Suncable, owned by billionaire software tycoon Mike Cannon-Brookes, said the project would supply up to 15% of Singapore's energy needs when completed in the early 2030s.
“This will be the largest solar farm in the world,” said Minister for Environment and Water Tanya Plibersek, “signalling Australia as a global leader in green energy.”
Mr Plibersek's office added that the approval came with “strict conditions” to protect the natural environment, including avoiding the habitat of the greater bilby, a rabbit-like mammal considered endangered.
While the project has received environmental approval in Australia, it “still faces a range of regulatory hurdles,” including assessments by authorities in Singapore and Indonesia, Al Jazeera reported. SunCable also still needs approval from indigenous groups in Australia.
Bevan Slattery, an Australian technology entrepreneur with extensive experience building undersea data cables, highlighted problems with the plan, arguing that the route from Darwin to Singapore would pass through some of the world's most dangerous oceans, where tectonic and volcanic activity is active.

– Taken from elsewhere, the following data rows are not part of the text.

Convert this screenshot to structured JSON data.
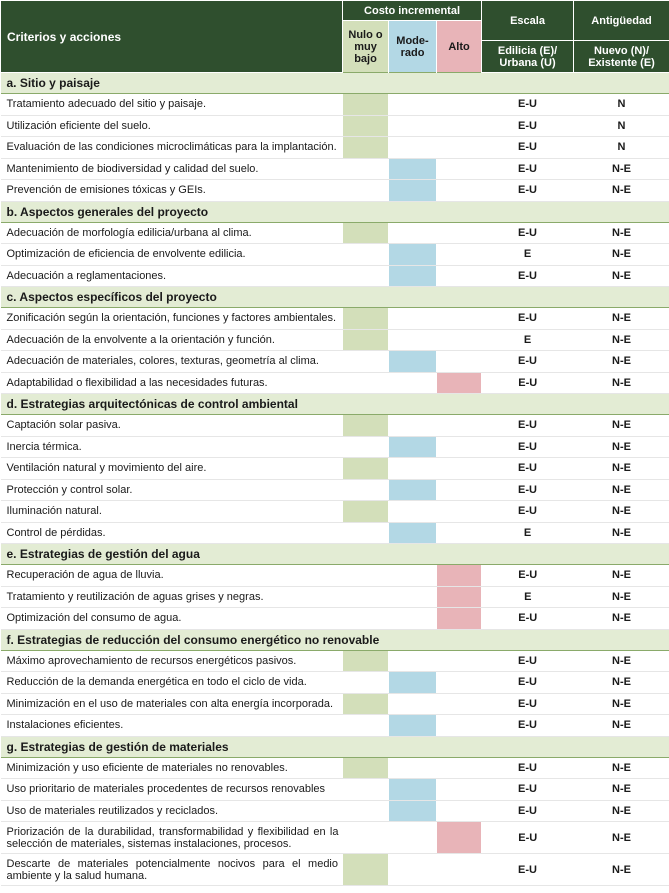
{
  "header": {
    "criteria_label": "Criterios y acciones",
    "cost_label": "Costo incremental",
    "cost_low": "Nulo o muy bajo",
    "cost_mod": "Mode-rado",
    "cost_high": "Alto",
    "scale_label": "Escala",
    "scale_sub": "Edilicia (E)/ Urbana (U)",
    "age_label": "Antigüedad",
    "age_sub": "Nuevo (N)/ Existente (E)"
  },
  "sections": [
    {
      "title": "a. Sitio y paisaje",
      "rows": [
        {
          "text": "Tratamiento adecuado del sitio y paisaje.",
          "cost": "low",
          "scale": "E-U",
          "age": "N"
        },
        {
          "text": "Utilización eficiente del suelo.",
          "cost": "low",
          "scale": "E-U",
          "age": "N"
        },
        {
          "text": "Evaluación de las condiciones microclimáticas para la implantación.",
          "cost": "low",
          "scale": "E-U",
          "age": "N"
        },
        {
          "text": "Mantenimiento de biodiversidad y calidad del suelo.",
          "cost": "mod",
          "scale": "E-U",
          "age": "N-E"
        },
        {
          "text": "Prevención de emisiones tóxicas y GEIs.",
          "cost": "mod",
          "scale": "E-U",
          "age": "N-E"
        }
      ]
    },
    {
      "title": "b. Aspectos generales del proyecto",
      "rows": [
        {
          "text": "Adecuación de morfología edilicia/urbana al clima.",
          "cost": "low",
          "scale": "E-U",
          "age": "N-E"
        },
        {
          "text": "Optimización de eficiencia de envolvente edilicia.",
          "cost": "mod",
          "scale": "E",
          "age": "N-E"
        },
        {
          "text": "Adecuación a reglamentaciones.",
          "cost": "mod",
          "scale": "E-U",
          "age": "N-E"
        }
      ]
    },
    {
      "title": "c. Aspectos específicos del proyecto",
      "rows": [
        {
          "text": "Zonificación según la orientación, funciones y factores ambientales.",
          "cost": "low",
          "scale": "E-U",
          "age": "N-E"
        },
        {
          "text": "Adecuación de la envolvente a la orientación y función.",
          "cost": "low",
          "scale": "E",
          "age": "N-E"
        },
        {
          "text": "Adecuación de materiales, colores, texturas, geometría al clima.",
          "cost": "mod",
          "scale": "E-U",
          "age": "N-E"
        },
        {
          "text": "Adaptabilidad o flexibilidad a las necesidades futuras.",
          "cost": "high",
          "scale": "E-U",
          "age": "N-E"
        }
      ]
    },
    {
      "title": "d. Estrategias arquitectónicas de control ambiental",
      "rows": [
        {
          "text": "Captación solar pasiva.",
          "cost": "low",
          "scale": "E-U",
          "age": "N-E"
        },
        {
          "text": "Inercia térmica.",
          "cost": "mod",
          "scale": "E-U",
          "age": "N-E"
        },
        {
          "text": "Ventilación natural y movimiento del aire.",
          "cost": "low",
          "scale": "E-U",
          "age": "N-E"
        },
        {
          "text": "Protección y control solar.",
          "cost": "mod",
          "scale": "E-U",
          "age": "N-E"
        },
        {
          "text": "Iluminación natural.",
          "cost": "low",
          "scale": "E-U",
          "age": "N-E"
        },
        {
          "text": "Control de pérdidas.",
          "cost": "mod",
          "scale": "E",
          "age": "N-E"
        }
      ]
    },
    {
      "title": "e. Estrategias de gestión del agua",
      "rows": [
        {
          "text": "Recuperación de agua de lluvia.",
          "cost": "high",
          "scale": "E-U",
          "age": "N-E"
        },
        {
          "text": "Tratamiento y reutilización de aguas grises y negras.",
          "cost": "high",
          "scale": "E",
          "age": "N-E"
        },
        {
          "text": "Optimización del consumo de agua.",
          "cost": "high",
          "scale": "E-U",
          "age": "N-E"
        }
      ]
    },
    {
      "title": "f. Estrategias de reducción del consumo energético no renovable",
      "rows": [
        {
          "text": "Máximo aprovechamiento de recursos energéticos pasivos.",
          "cost": "low",
          "scale": "E-U",
          "age": "N-E"
        },
        {
          "text": "Reducción de la demanda energética en todo el ciclo de vida.",
          "cost": "mod",
          "scale": "E-U",
          "age": "N-E"
        },
        {
          "text": "Minimización en el uso de materiales con alta energía incorporada.",
          "cost": "low",
          "scale": "E-U",
          "age": "N-E"
        },
        {
          "text": "Instalaciones eficientes.",
          "cost": "mod",
          "scale": "E-U",
          "age": "N-E"
        }
      ]
    },
    {
      "title": "g. Estrategias de gestión de materiales",
      "rows": [
        {
          "text": "Minimización y uso eficiente de materiales no renovables.",
          "cost": "low",
          "scale": "E-U",
          "age": "N-E"
        },
        {
          "text": "Uso prioritario de materiales procedentes de recursos renovables",
          "cost": "mod",
          "scale": "E-U",
          "age": "N-E"
        },
        {
          "text": "Uso de materiales reutilizados y reciclados.",
          "cost": "mod",
          "scale": "E-U",
          "age": "N-E"
        },
        {
          "text": "Priorización de la durabilidad, transformabilidad y flexibilidad en la selección de materiales, sistemas instalaciones, procesos.",
          "cost": "high",
          "scale": "E-U",
          "age": "N-E"
        },
        {
          "text": "Descarte de materiales potencialmente nocivos para el medio ambiente y la salud humana.",
          "cost": "low",
          "scale": "E-U",
          "age": "N-E"
        }
      ]
    }
  ]
}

But the scale of the project is “formidable, but not insurmountable”, the Register said, and the 800km transmission line to Darwin is “less frightening” because it is easily accessible via a shared rail line, and “is not particularly long for anything of its kind”, it added.
Sun vulnerability
The move comes at a time of deep divisions in Australia over energy: While the ruling centre-left Labor Party and the opposition centre-right Liberal Party have both committed to reaching net-zero emissions by 2050, the parties “cannot agree on the steps to get there”, Al Jazeera reported.
For example, when the Liberal Party proposed building the country's first nuclear power station this summer, Labor Premier Anthony Albanese dismissed the idea as a “whim-whisper” that had not been costed.
Mr Plibersek said Australians had a choice between a “job-creating and price-lowering renewable energy transition that's already underway, or paying for an expensive nuclear fantasy that may never come to fruition”.
Australia has “long been a world leader in the deployment of solar power,” but around 99% of its solar panels are imported, exposing “vulnerabilities” in Australia's renewable energy supply chain, News.Az reports.
As such, the Solar Sunshot project, an effort to increase domestic solar panel production, is a “key element” of Australia's “wider strategy” to “secure its position as a global leader in the renewable energy sector”.